A sob escaped her, and she looked guiltily around. It would not do for the slaves to hear her weeping. She put her face in her hands to muffle her weeping and allowed her sorrow to pour forth. Then, as she began to grow calm, she faced the realization that she had driven him to it. It was as though she had wanted to force him into acts of bestiality so that the comparison with her beloved Alexander would be greater. She must face facts. Alexander was dead. He would never return again. She would never hear his voice calling her “beauty” in that tender, half-amused way. Her fate was with the man who had first touched her heart and soul. Her fate was with Murad.

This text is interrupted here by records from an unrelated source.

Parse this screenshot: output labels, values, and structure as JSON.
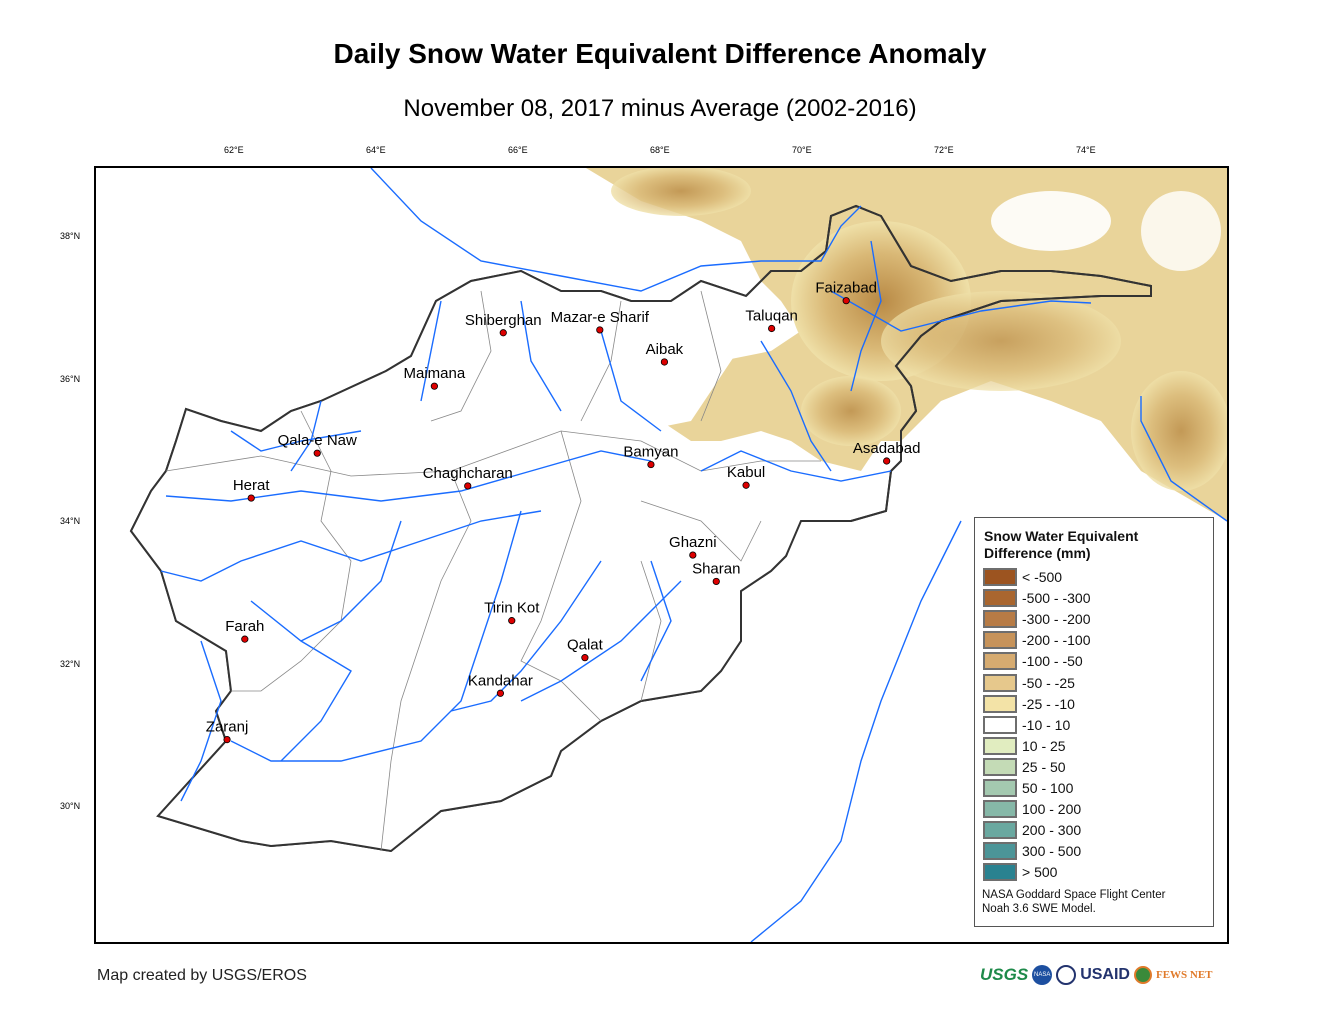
{
  "title": "Daily Snow Water Equivalent Difference Anomaly",
  "subtitle": "November 08, 2017 minus Average (2002-2016)",
  "axes": {
    "lon_ticks": [
      {
        "value": 62,
        "label": "62°E"
      },
      {
        "value": 64,
        "label": "64°E"
      },
      {
        "value": 66,
        "label": "66°E"
      },
      {
        "value": 68,
        "label": "68°E"
      },
      {
        "value": 70,
        "label": "70°E"
      },
      {
        "value": 72,
        "label": "72°E"
      },
      {
        "value": 74,
        "label": "74°E"
      }
    ],
    "lat_ticks": [
      {
        "value": 38,
        "label": "38°N"
      },
      {
        "value": 36,
        "label": "36°N"
      },
      {
        "value": 34,
        "label": "34°N"
      },
      {
        "value": 32,
        "label": "32°N"
      },
      {
        "value": 30,
        "label": "30°N"
      }
    ]
  },
  "cities": [
    {
      "name": "Faizabad",
      "lon": 70.58,
      "lat": 37.12
    },
    {
      "name": "Taluqan",
      "lon": 69.53,
      "lat": 36.73
    },
    {
      "name": "Mazar-e Sharif",
      "lon": 67.11,
      "lat": 36.71
    },
    {
      "name": "Shiberghan",
      "lon": 65.75,
      "lat": 36.67
    },
    {
      "name": "Aibak",
      "lon": 68.02,
      "lat": 36.26
    },
    {
      "name": "Maimana",
      "lon": 64.78,
      "lat": 35.92
    },
    {
      "name": "Qala-e Naw",
      "lon": 63.13,
      "lat": 34.98
    },
    {
      "name": "Herat",
      "lon": 62.2,
      "lat": 34.35
    },
    {
      "name": "Chaghcharan",
      "lon": 65.25,
      "lat": 34.52
    },
    {
      "name": "Bamyan",
      "lon": 67.83,
      "lat": 34.82
    },
    {
      "name": "Kabul",
      "lon": 69.17,
      "lat": 34.53
    },
    {
      "name": "Asadabad",
      "lon": 71.15,
      "lat": 34.87
    },
    {
      "name": "Ghazni",
      "lon": 68.42,
      "lat": 33.55
    },
    {
      "name": "Sharan",
      "lon": 68.75,
      "lat": 33.18
    },
    {
      "name": "Tirin Kot",
      "lon": 65.87,
      "lat": 32.63
    },
    {
      "name": "Farah",
      "lon": 62.11,
      "lat": 32.37
    },
    {
      "name": "Qalat",
      "lon": 66.9,
      "lat": 32.11
    },
    {
      "name": "Kandahar",
      "lon": 65.71,
      "lat": 31.61
    },
    {
      "name": "Zaranj",
      "lon": 61.86,
      "lat": 30.96
    }
  ],
  "legend": {
    "title_line1": "Snow Water Equivalent",
    "title_line2": "Difference (mm)",
    "items": [
      {
        "label": "< -500",
        "color": "#9c5420"
      },
      {
        "label": "-500 - -300",
        "color": "#a9662f"
      },
      {
        "label": "-300 - -200",
        "color": "#b77b45"
      },
      {
        "label": "-200 - -100",
        "color": "#c7935a"
      },
      {
        "label": "-100 - -50",
        "color": "#d6ab70"
      },
      {
        "label": "-50 - -25",
        "color": "#e6c88c"
      },
      {
        "label": "-25 - -10",
        "color": "#f3e3a7"
      },
      {
        "label": "-10 - 10",
        "color": "#ffffff"
      },
      {
        "label": "10 - 25",
        "color": "#e1edc0"
      },
      {
        "label": "25 - 50",
        "color": "#c4dbb6"
      },
      {
        "label": "50 - 100",
        "color": "#a4c9b0"
      },
      {
        "label": "100 - 200",
        "color": "#86b8a8"
      },
      {
        "label": "200 - 300",
        "color": "#6aa8a0"
      },
      {
        "label": "300 - 500",
        "color": "#4c9598"
      },
      {
        "label": "> 500",
        "color": "#2a8290"
      }
    ],
    "credit_line1": "NASA Goddard Space Flight Center",
    "credit_line2": "Noah 3.6 SWE Model."
  },
  "footer": {
    "credit": "Map created by USGS/EROS",
    "logos": [
      "USGS",
      "NASA",
      "USAID",
      "FEWS NET"
    ]
  },
  "colors": {
    "river": "#1a6cff",
    "border": "#333333",
    "city": "#dd0000"
  }
}
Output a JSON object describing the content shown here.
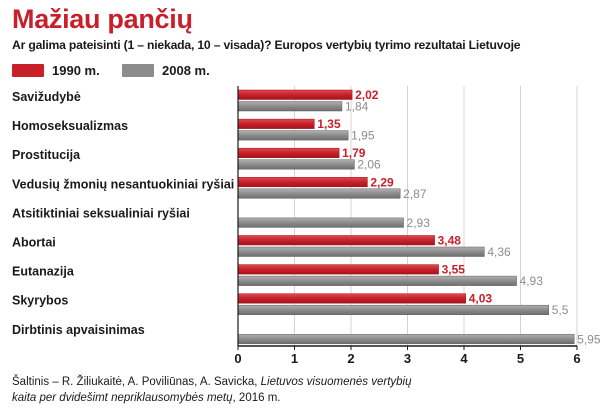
{
  "header": {
    "title": "Mažiau pančių",
    "subtitle": "Ar galima pateisinti (1 – niekada, 10 – visada)? Europos vertybių tyrimo rezultatai Lietuvoje"
  },
  "colors": {
    "series_1990": "#c8202a",
    "series_2008": "#8c8c8c",
    "title": "#c8202a",
    "label_1990": "#c8202a",
    "label_2008": "#8c8c8c"
  },
  "chart_data": {
    "type": "bar",
    "orientation": "horizontal",
    "title": "Mažiau pančių",
    "categories": [
      "Savižudybė",
      "Homoseksualizmas",
      "Prostitucija",
      "Vedusių žmonių nesantuokiniai ryšiai",
      "Atsitiktiniai seksualiniai ryšiai",
      "Abortai",
      "Eutanazija",
      "Skyrybos",
      "Dirbtinis apvaisinimas"
    ],
    "series": [
      {
        "name": "1990 m.",
        "values": [
          2.02,
          1.35,
          1.79,
          2.29,
          null,
          3.48,
          3.55,
          4.03,
          null
        ],
        "labels": [
          "2,02",
          "1,35",
          "1,79",
          "2,29",
          "",
          "3,48",
          "3,55",
          "4,03",
          ""
        ]
      },
      {
        "name": "2008 m.",
        "values": [
          1.84,
          1.95,
          2.06,
          2.87,
          2.93,
          4.36,
          4.93,
          5.5,
          5.95
        ],
        "labels": [
          "1,84",
          "1,95",
          "2,06",
          "2,87",
          "2,93",
          "4,36",
          "4,93",
          "5,5",
          "5,95"
        ]
      }
    ],
    "xlim": [
      0,
      6
    ],
    "xticks": [
      0,
      1,
      2,
      3,
      4,
      5,
      6
    ],
    "xtick_labels": [
      "0",
      "1",
      "2",
      "3",
      "4",
      "5",
      "6"
    ],
    "grid": true,
    "legend": "top-left"
  },
  "source": {
    "prefix": "Šaltinis – R. Žiliukaitė, A. Poviliūnas, A. Savicka, ",
    "book_title": "Lietuvos visuomenės vertybių kaita per dvidešimt nepriklausomybės metų",
    "suffix": ", 2016 m."
  }
}
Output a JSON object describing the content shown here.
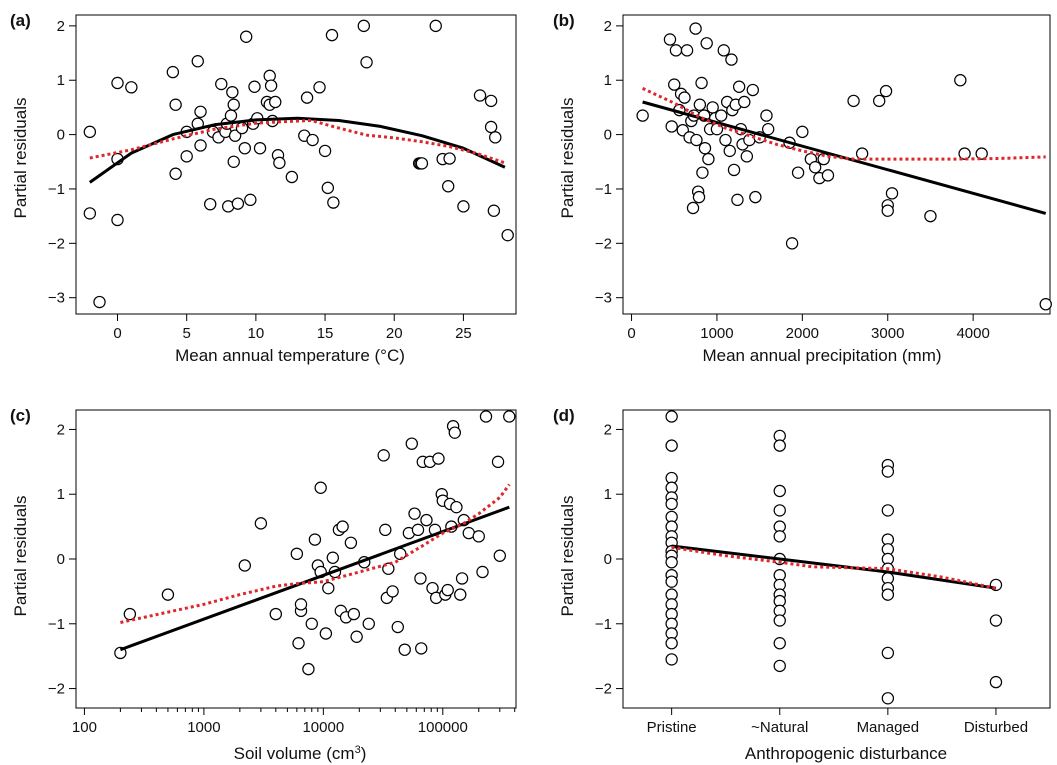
{
  "colors": {
    "fit_line": "#000000",
    "smooth_line": "#e0262b",
    "point_stroke": "#000000",
    "axis": "#000000"
  },
  "chart_data": [
    {
      "panel": "(a)",
      "type": "scatter",
      "xlabel": "Mean annual temperature (°C)",
      "ylabel": "Partial residuals",
      "x_ticks": [
        0,
        5,
        10,
        15,
        20,
        25
      ],
      "y_ticks": [
        -3,
        -2,
        -1,
        0,
        1,
        2
      ],
      "xlim": [
        -3,
        28.8
      ],
      "ylim": [
        -3.3,
        2.2
      ],
      "points": [
        [
          -2,
          0.05
        ],
        [
          -2,
          -1.45
        ],
        [
          -1.3,
          -3.08
        ],
        [
          0,
          0.95
        ],
        [
          0,
          -0.45
        ],
        [
          0,
          -1.57
        ],
        [
          1,
          0.87
        ],
        [
          4,
          1.15
        ],
        [
          4.2,
          0.55
        ],
        [
          4.2,
          -0.72
        ],
        [
          5,
          0.05
        ],
        [
          5,
          -0.4
        ],
        [
          5.8,
          1.35
        ],
        [
          5.8,
          0.2
        ],
        [
          6,
          -0.2
        ],
        [
          6,
          0.42
        ],
        [
          6.7,
          -1.28
        ],
        [
          6.9,
          0.05
        ],
        [
          7.3,
          -0.05
        ],
        [
          7.5,
          0.93
        ],
        [
          7.8,
          0.05
        ],
        [
          7.9,
          0.2
        ],
        [
          8,
          -1.32
        ],
        [
          8.2,
          0.35
        ],
        [
          8.3,
          0.78
        ],
        [
          8.4,
          0.55
        ],
        [
          8.4,
          -0.5
        ],
        [
          8.5,
          -0.02
        ],
        [
          8.7,
          -1.27
        ],
        [
          9,
          0.12
        ],
        [
          9.2,
          -0.25
        ],
        [
          9.3,
          1.8
        ],
        [
          9.6,
          -1.2
        ],
        [
          9.8,
          0.2
        ],
        [
          9.9,
          0.88
        ],
        [
          10.1,
          0.3
        ],
        [
          10.3,
          -0.25
        ],
        [
          10.8,
          0.6
        ],
        [
          11,
          1.08
        ],
        [
          11.1,
          0.9
        ],
        [
          11,
          0.55
        ],
        [
          11.2,
          0.25
        ],
        [
          11.4,
          0.6
        ],
        [
          11.6,
          -0.38
        ],
        [
          11.7,
          -0.52
        ],
        [
          12.6,
          -0.78
        ],
        [
          13.5,
          -0.02
        ],
        [
          13.7,
          0.68
        ],
        [
          14.1,
          -0.1
        ],
        [
          14.6,
          0.87
        ],
        [
          15,
          -0.3
        ],
        [
          15.2,
          -0.98
        ],
        [
          15.5,
          1.83
        ],
        [
          15.6,
          -1.25
        ],
        [
          17.8,
          2.0
        ],
        [
          18,
          1.33
        ],
        [
          21.8,
          -0.53
        ],
        [
          21.9,
          -0.53
        ],
        [
          22,
          -0.53
        ],
        [
          23,
          2.0
        ],
        [
          23.5,
          -0.45
        ],
        [
          23.9,
          -0.95
        ],
        [
          24,
          -0.44
        ],
        [
          25,
          -1.32
        ],
        [
          26.2,
          0.72
        ],
        [
          27,
          0.62
        ],
        [
          27,
          0.14
        ],
        [
          27.2,
          -1.4
        ],
        [
          27.3,
          -0.05
        ],
        [
          28.2,
          -1.85
        ]
      ],
      "fit_line": [
        [
          -2,
          -0.88
        ],
        [
          1,
          -0.34
        ],
        [
          4,
          0.0
        ],
        [
          7,
          0.18
        ],
        [
          10,
          0.27
        ],
        [
          13,
          0.3
        ],
        [
          16,
          0.26
        ],
        [
          19,
          0.15
        ],
        [
          22,
          -0.02
        ],
        [
          25,
          -0.25
        ],
        [
          28,
          -0.6
        ]
      ],
      "smooth_line": [
        [
          -2,
          -0.43
        ],
        [
          1,
          -0.28
        ],
        [
          4,
          -0.08
        ],
        [
          7,
          0.1
        ],
        [
          10,
          0.21
        ],
        [
          12,
          0.24
        ],
        [
          14,
          0.26
        ],
        [
          16,
          0.12
        ],
        [
          18,
          -0.01
        ],
        [
          20,
          -0.06
        ],
        [
          22,
          -0.13
        ],
        [
          24,
          -0.22
        ],
        [
          26,
          -0.35
        ],
        [
          28,
          -0.52
        ]
      ]
    },
    {
      "panel": "(b)",
      "type": "scatter",
      "xlabel": "Mean annual precipitation (mm)",
      "ylabel": "Partial residuals",
      "x_ticks": [
        0,
        1000,
        2000,
        3000,
        4000
      ],
      "y_ticks": [
        -3,
        -2,
        -1,
        0,
        1,
        2
      ],
      "xlim": [
        -100,
        4900
      ],
      "ylim": [
        -3.3,
        2.2
      ],
      "points": [
        [
          130,
          0.35
        ],
        [
          450,
          1.75
        ],
        [
          470,
          0.15
        ],
        [
          500,
          0.92
        ],
        [
          520,
          1.55
        ],
        [
          560,
          0.45
        ],
        [
          580,
          0.75
        ],
        [
          600,
          0.08
        ],
        [
          620,
          0.68
        ],
        [
          650,
          1.55
        ],
        [
          680,
          -0.05
        ],
        [
          700,
          0.25
        ],
        [
          720,
          -1.35
        ],
        [
          730,
          0.35
        ],
        [
          750,
          1.95
        ],
        [
          760,
          -0.1
        ],
        [
          780,
          -1.05
        ],
        [
          790,
          -1.15
        ],
        [
          800,
          0.55
        ],
        [
          820,
          0.95
        ],
        [
          830,
          -0.7
        ],
        [
          850,
          0.35
        ],
        [
          860,
          -0.25
        ],
        [
          880,
          1.68
        ],
        [
          900,
          -0.45
        ],
        [
          920,
          0.1
        ],
        [
          950,
          0.5
        ],
        [
          980,
          0.3
        ],
        [
          1000,
          0.1
        ],
        [
          1050,
          0.35
        ],
        [
          1080,
          1.55
        ],
        [
          1100,
          -0.1
        ],
        [
          1120,
          0.6
        ],
        [
          1150,
          -0.3
        ],
        [
          1170,
          1.38
        ],
        [
          1180,
          0.45
        ],
        [
          1200,
          -0.65
        ],
        [
          1220,
          0.55
        ],
        [
          1240,
          -1.2
        ],
        [
          1260,
          0.88
        ],
        [
          1280,
          0.1
        ],
        [
          1300,
          -0.18
        ],
        [
          1320,
          0.6
        ],
        [
          1350,
          -0.4
        ],
        [
          1380,
          -0.1
        ],
        [
          1420,
          0.82
        ],
        [
          1450,
          -1.15
        ],
        [
          1500,
          -0.05
        ],
        [
          1580,
          0.35
        ],
        [
          1600,
          0.1
        ],
        [
          1850,
          -0.15
        ],
        [
          1880,
          -2.0
        ],
        [
          1950,
          -0.7
        ],
        [
          2000,
          0.05
        ],
        [
          2100,
          -0.45
        ],
        [
          2150,
          -0.6
        ],
        [
          2200,
          -0.8
        ],
        [
          2250,
          -0.45
        ],
        [
          2300,
          -0.75
        ],
        [
          2600,
          0.62
        ],
        [
          2700,
          -0.35
        ],
        [
          2900,
          0.62
        ],
        [
          2980,
          0.8
        ],
        [
          3000,
          -1.3
        ],
        [
          3000,
          -1.4
        ],
        [
          3050,
          -1.08
        ],
        [
          3500,
          -1.5
        ],
        [
          3850,
          1.0
        ],
        [
          3900,
          -0.35
        ],
        [
          4100,
          -0.35
        ],
        [
          4850,
          -3.12
        ]
      ],
      "fit_line": [
        [
          130,
          0.6
        ],
        [
          4850,
          -1.45
        ]
      ],
      "smooth_line": [
        [
          130,
          0.85
        ],
        [
          500,
          0.58
        ],
        [
          800,
          0.32
        ],
        [
          1100,
          0.12
        ],
        [
          1400,
          -0.03
        ],
        [
          1700,
          -0.18
        ],
        [
          2000,
          -0.3
        ],
        [
          2300,
          -0.4
        ],
        [
          2600,
          -0.45
        ],
        [
          2900,
          -0.45
        ],
        [
          3300,
          -0.45
        ],
        [
          3800,
          -0.45
        ],
        [
          4300,
          -0.44
        ],
        [
          4850,
          -0.41
        ]
      ]
    },
    {
      "panel": "(c)",
      "type": "scatter",
      "x_scale": "log",
      "xlabel": "Soil volume (cm",
      "xlabel_sup": "3",
      "xlabel_end": ")",
      "ylabel": "Partial residuals",
      "x_ticks": [
        100,
        1000,
        10000,
        100000
      ],
      "x_tick_labels": [
        "100",
        "1000",
        "10000",
        "100000"
      ],
      "y_ticks": [
        -2,
        -1,
        0,
        1,
        2
      ],
      "xlim": [
        85,
        410000
      ],
      "ylim": [
        -2.3,
        2.3
      ],
      "points": [
        [
          200,
          -1.45
        ],
        [
          240,
          -0.85
        ],
        [
          500,
          -0.55
        ],
        [
          2200,
          -0.1
        ],
        [
          3000,
          0.55
        ],
        [
          4000,
          -0.85
        ],
        [
          6000,
          0.08
        ],
        [
          6200,
          -1.3
        ],
        [
          6500,
          -0.8
        ],
        [
          6500,
          -0.7
        ],
        [
          7500,
          -1.7
        ],
        [
          8000,
          -1.0
        ],
        [
          8500,
          0.3
        ],
        [
          9000,
          -0.1
        ],
        [
          9500,
          1.1
        ],
        [
          9500,
          -0.2
        ],
        [
          10500,
          -1.15
        ],
        [
          11000,
          -0.45
        ],
        [
          12000,
          0.02
        ],
        [
          12500,
          -0.2
        ],
        [
          13500,
          0.45
        ],
        [
          14000,
          -0.8
        ],
        [
          14500,
          0.5
        ],
        [
          15500,
          -0.9
        ],
        [
          17000,
          0.25
        ],
        [
          18000,
          -0.85
        ],
        [
          19000,
          -1.2
        ],
        [
          22000,
          -0.05
        ],
        [
          24000,
          -1.0
        ],
        [
          32000,
          1.6
        ],
        [
          33000,
          0.45
        ],
        [
          34000,
          -0.6
        ],
        [
          35000,
          -0.15
        ],
        [
          38000,
          -0.5
        ],
        [
          42000,
          -1.05
        ],
        [
          44000,
          0.08
        ],
        [
          48000,
          -1.4
        ],
        [
          52000,
          0.4
        ],
        [
          55000,
          1.78
        ],
        [
          58000,
          0.7
        ],
        [
          62000,
          0.45
        ],
        [
          65000,
          -0.3
        ],
        [
          66000,
          -1.38
        ],
        [
          68000,
          1.5
        ],
        [
          73000,
          0.6
        ],
        [
          78000,
          1.5
        ],
        [
          82000,
          -0.45
        ],
        [
          86000,
          0.45
        ],
        [
          88000,
          -0.6
        ],
        [
          92000,
          1.55
        ],
        [
          98000,
          1.0
        ],
        [
          100000,
          0.9
        ],
        [
          105000,
          -0.55
        ],
        [
          110000,
          -0.48
        ],
        [
          115000,
          0.85
        ],
        [
          118000,
          0.5
        ],
        [
          122000,
          2.05
        ],
        [
          126000,
          1.95
        ],
        [
          130000,
          0.8
        ],
        [
          140000,
          -0.55
        ],
        [
          145000,
          -0.3
        ],
        [
          150000,
          0.6
        ],
        [
          165000,
          0.4
        ],
        [
          200000,
          0.35
        ],
        [
          215000,
          -0.2
        ],
        [
          230000,
          2.2
        ],
        [
          290000,
          1.5
        ],
        [
          300000,
          0.05
        ],
        [
          360000,
          2.2
        ]
      ],
      "fit_line": [
        [
          200,
          -1.4
        ],
        [
          360000,
          0.8
        ]
      ],
      "smooth_line": [
        [
          200,
          -0.98
        ],
        [
          500,
          -0.82
        ],
        [
          1000,
          -0.7
        ],
        [
          2000,
          -0.55
        ],
        [
          4000,
          -0.42
        ],
        [
          6000,
          -0.38
        ],
        [
          10000,
          -0.35
        ],
        [
          20000,
          -0.2
        ],
        [
          40000,
          -0.05
        ],
        [
          70000,
          0.22
        ],
        [
          100000,
          0.4
        ],
        [
          150000,
          0.55
        ],
        [
          200000,
          0.7
        ],
        [
          300000,
          0.95
        ],
        [
          360000,
          1.15
        ]
      ]
    },
    {
      "panel": "(d)",
      "type": "scatter",
      "xlabel": "Anthropogenic disturbance",
      "ylabel": "Partial residuals",
      "categories": [
        "Pristine",
        "~Natural",
        "Managed",
        "Disturbed"
      ],
      "y_ticks": [
        -2,
        -1,
        0,
        1,
        2
      ],
      "xlim": [
        0.55,
        4.5
      ],
      "ylim": [
        -2.3,
        2.3
      ],
      "points": [
        [
          1,
          2.2
        ],
        [
          1,
          1.75
        ],
        [
          1,
          1.25
        ],
        [
          1,
          1.1
        ],
        [
          1,
          0.95
        ],
        [
          1,
          0.85
        ],
        [
          1,
          0.65
        ],
        [
          1,
          0.5
        ],
        [
          1,
          0.35
        ],
        [
          1,
          0.25
        ],
        [
          1,
          0.12
        ],
        [
          1,
          0.05
        ],
        [
          1,
          -0.05
        ],
        [
          1,
          -0.25
        ],
        [
          1,
          -0.35
        ],
        [
          1,
          -0.55
        ],
        [
          1,
          -0.7
        ],
        [
          1,
          -0.85
        ],
        [
          1,
          -1.0
        ],
        [
          1,
          -1.15
        ],
        [
          1,
          -1.3
        ],
        [
          1,
          -1.55
        ],
        [
          2,
          1.9
        ],
        [
          2,
          1.75
        ],
        [
          2,
          1.05
        ],
        [
          2,
          0.75
        ],
        [
          2,
          0.5
        ],
        [
          2,
          0.35
        ],
        [
          2,
          0.0
        ],
        [
          2,
          -0.25
        ],
        [
          2,
          -0.4
        ],
        [
          2,
          -0.55
        ],
        [
          2,
          -0.65
        ],
        [
          2,
          -0.8
        ],
        [
          2,
          -0.95
        ],
        [
          2,
          -1.3
        ],
        [
          2,
          -1.65
        ],
        [
          3,
          1.45
        ],
        [
          3,
          1.35
        ],
        [
          3,
          0.75
        ],
        [
          3,
          0.3
        ],
        [
          3,
          0.15
        ],
        [
          3,
          0.0
        ],
        [
          3,
          -0.15
        ],
        [
          3,
          -0.3
        ],
        [
          3,
          -0.45
        ],
        [
          3,
          -0.55
        ],
        [
          3,
          -1.45
        ],
        [
          3,
          -2.15
        ],
        [
          4,
          -0.4
        ],
        [
          4,
          -0.95
        ],
        [
          4,
          -1.9
        ]
      ],
      "fit_line": [
        [
          1,
          0.2
        ],
        [
          2,
          0.0
        ],
        [
          3,
          -0.2
        ],
        [
          4,
          -0.45
        ]
      ],
      "smooth_line": [
        [
          1,
          0.18
        ],
        [
          1.5,
          0.05
        ],
        [
          2,
          -0.05
        ],
        [
          2.3,
          -0.12
        ],
        [
          3,
          -0.15
        ],
        [
          3.5,
          -0.28
        ],
        [
          4,
          -0.45
        ]
      ]
    }
  ]
}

Having him to herself was an incredible opportunity. If she had not been so busy feeling sorry for herself, she would have realized this. She swore softly. After today she would not be surprised to see him order their return to Bursa-and that must not happen! She must work quickly.
Shouting for a slave, she sent for Ali Yahya. By the time the eunuch arrived she was wrapped in a mauve silk robe. Dismissing the slaves, she swiftly told the eunuch what had happened, finishing with, “I am a fool, Ali Yahya! A fool! You were right, but if the sultan orders our return to Bursa now, I may have lost my best opportunity. Will you still help me?”
The eunuch smiled broadly. “Now, Highness, you speak as a wise woman!” he enthused. “I had begun to fear that perhaps I was mistaken in my judgement of you.”